In my role as a clinical GC, I have counseled people seeking abortions at all gestational ages, and I recognize the despair of our post-Roe world. I have met with individuals and families who have traveled hundreds or even thousands of miles to seek abortion care in my state. I’ve tried to steady the hands and voices and minds of people who won’t even say “abortion” out loud, for fear of treading into dangerous (punitive) waters. I’ve helped book flights and called abortion funds for patients who are actively grieving beside me but don’t have a single day to waste. I will carry these stories and experiences with me forever.

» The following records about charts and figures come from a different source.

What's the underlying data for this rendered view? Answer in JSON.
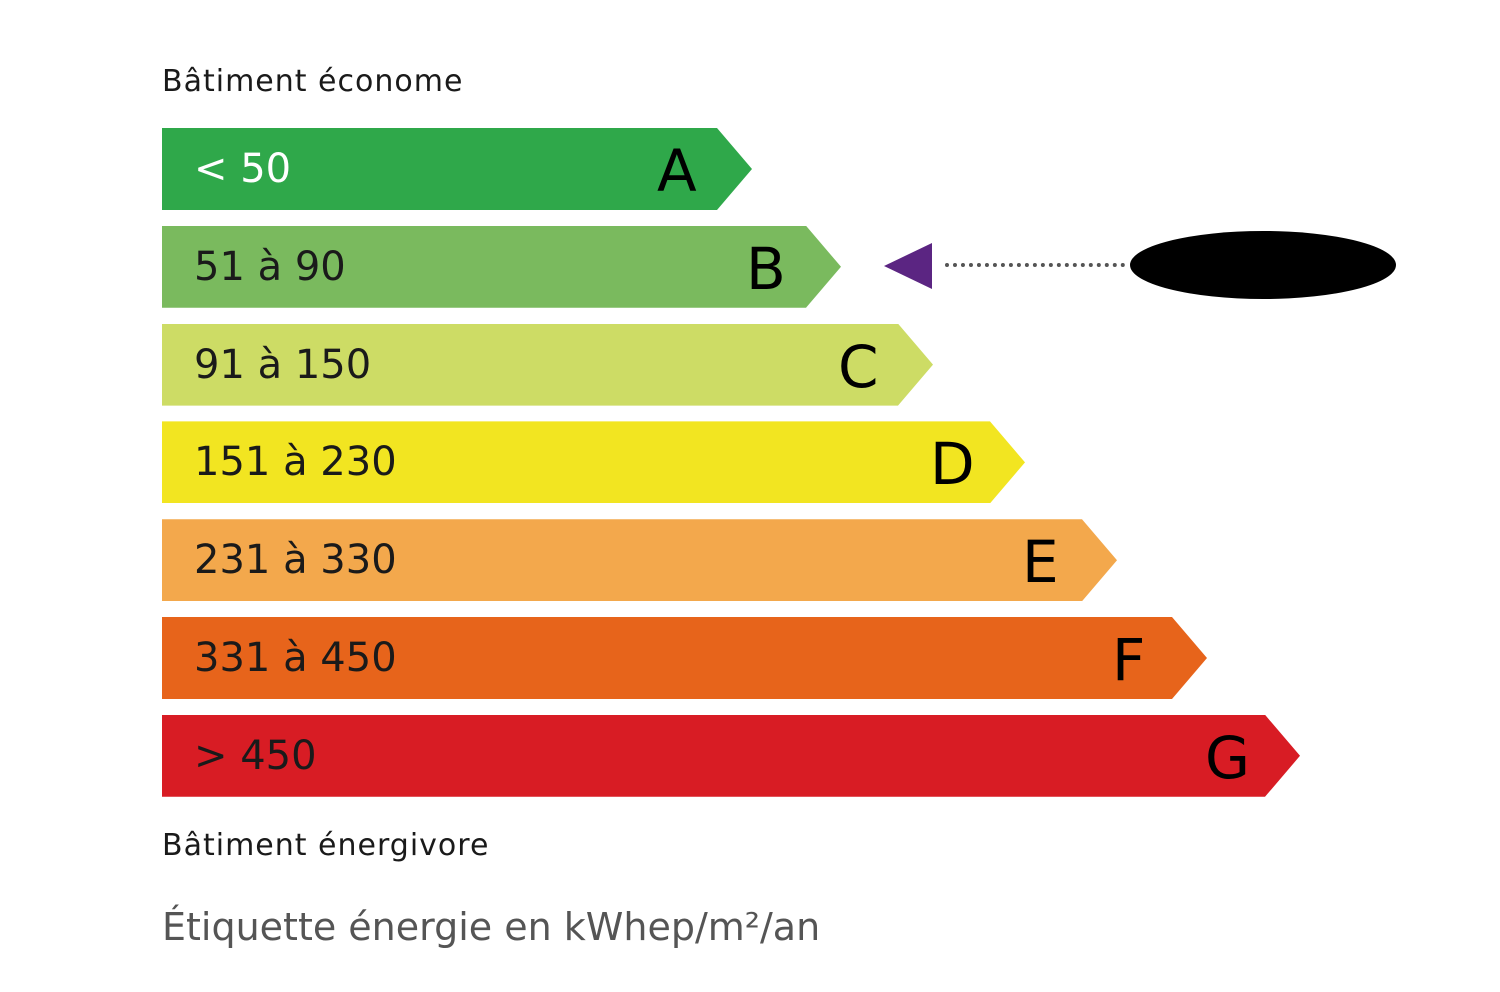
{
  "top_caption": "Bâtiment économe",
  "bottom_caption": "Bâtiment énergivore",
  "footer": "Étiquette énergie en kWhep/m²/an",
  "classes": [
    {
      "letter": "A",
      "range": "< 50",
      "color": "#2fa84a",
      "text_color": "#ffffff"
    },
    {
      "letter": "B",
      "range": "51 à 90",
      "color": "#7aba5e",
      "text_color": "#1a1a1a"
    },
    {
      "letter": "C",
      "range": "91 à 150",
      "color": "#cddc65",
      "text_color": "#1a1a1a"
    },
    {
      "letter": "D",
      "range": "151 à 230",
      "color": "#f2e521",
      "text_color": "#1a1a1a"
    },
    {
      "letter": "E",
      "range": "231 à 330",
      "color": "#f3a84c",
      "text_color": "#1a1a1a"
    },
    {
      "letter": "F",
      "range": "331 à 450",
      "color": "#e7641b",
      "text_color": "#1a1a1a"
    },
    {
      "letter": "G",
      "range": "> 450",
      "color": "#d81c24",
      "text_color": "#1a1a1a"
    }
  ],
  "indicator": {
    "class": "B",
    "color": "#5b2582",
    "value_redacted": true
  }
}
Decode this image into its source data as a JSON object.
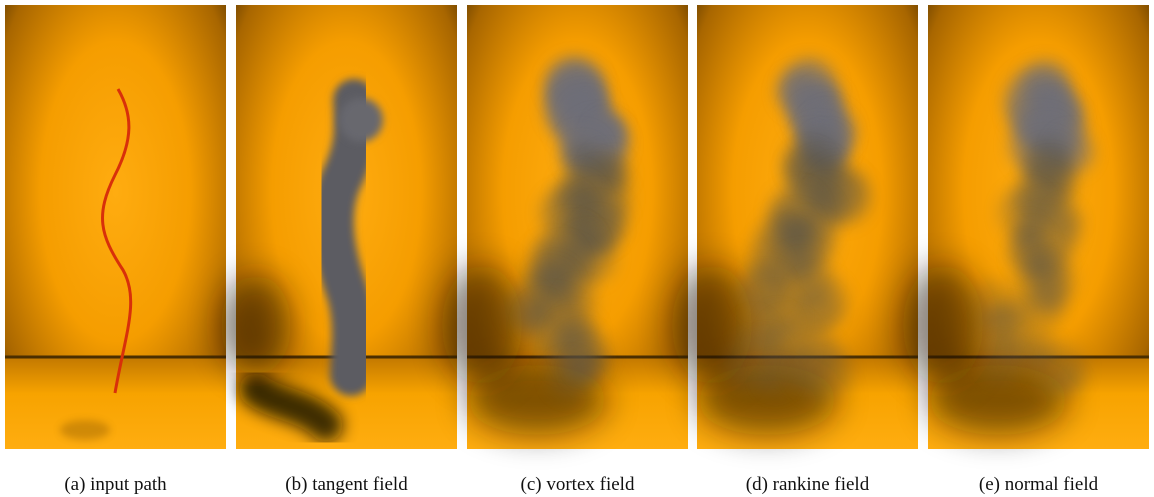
{
  "panels": [
    {
      "caption": "(a) input path"
    },
    {
      "caption": "(b) tangent field"
    },
    {
      "caption": "(c) vortex field"
    },
    {
      "caption": "(d) rankine field"
    },
    {
      "caption": "(e) normal field"
    }
  ]
}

I know we need that ground back beneath our feet; simultaneously, I know it was not enough. I need only to think about every patient who was forced to decide between waiting for genetic testing to return—information that, no matter the result, would ensure a truly informed decision—or pursuing a legal abortion to see the gaps in what Roe gave us. I dare us to advocate for a world where pregnant people are empowered socially and legally to leverage their own expertise and make decisions about their body without any restrictions. I encourage us to embody the principle that nothing should come between a person, their body, and the clinician they entrust it with. I urge us to conceptualize a world where all our needs are truly met, and then move toward it.
Who is better equipped to advocate for this world than us? Genetic counselors cannot separate the personal, “professional”, and political. Neutrality is simply not an option when abortion legislation impacts how we can show up for patients. The misinformation that is perpetuated by our elected officials translates directly into harmful policies, rhetoric, and attitudes which harm our patients and disrupt our work. So, I ask us to move into action with this in mind: if Roe was the floor, what is the ceiling? How can we meet this moment, and where can we go?
Malika Sud, MS, CGC (she/her) is a genetic counselor, researcher, and community organizer in Boston, MA. She is an educator at the Boston University School of Medicine genetic counseling graduate program. She strives to bring frameworks of reproductive justice, abolition, and health equity to genetic counseling.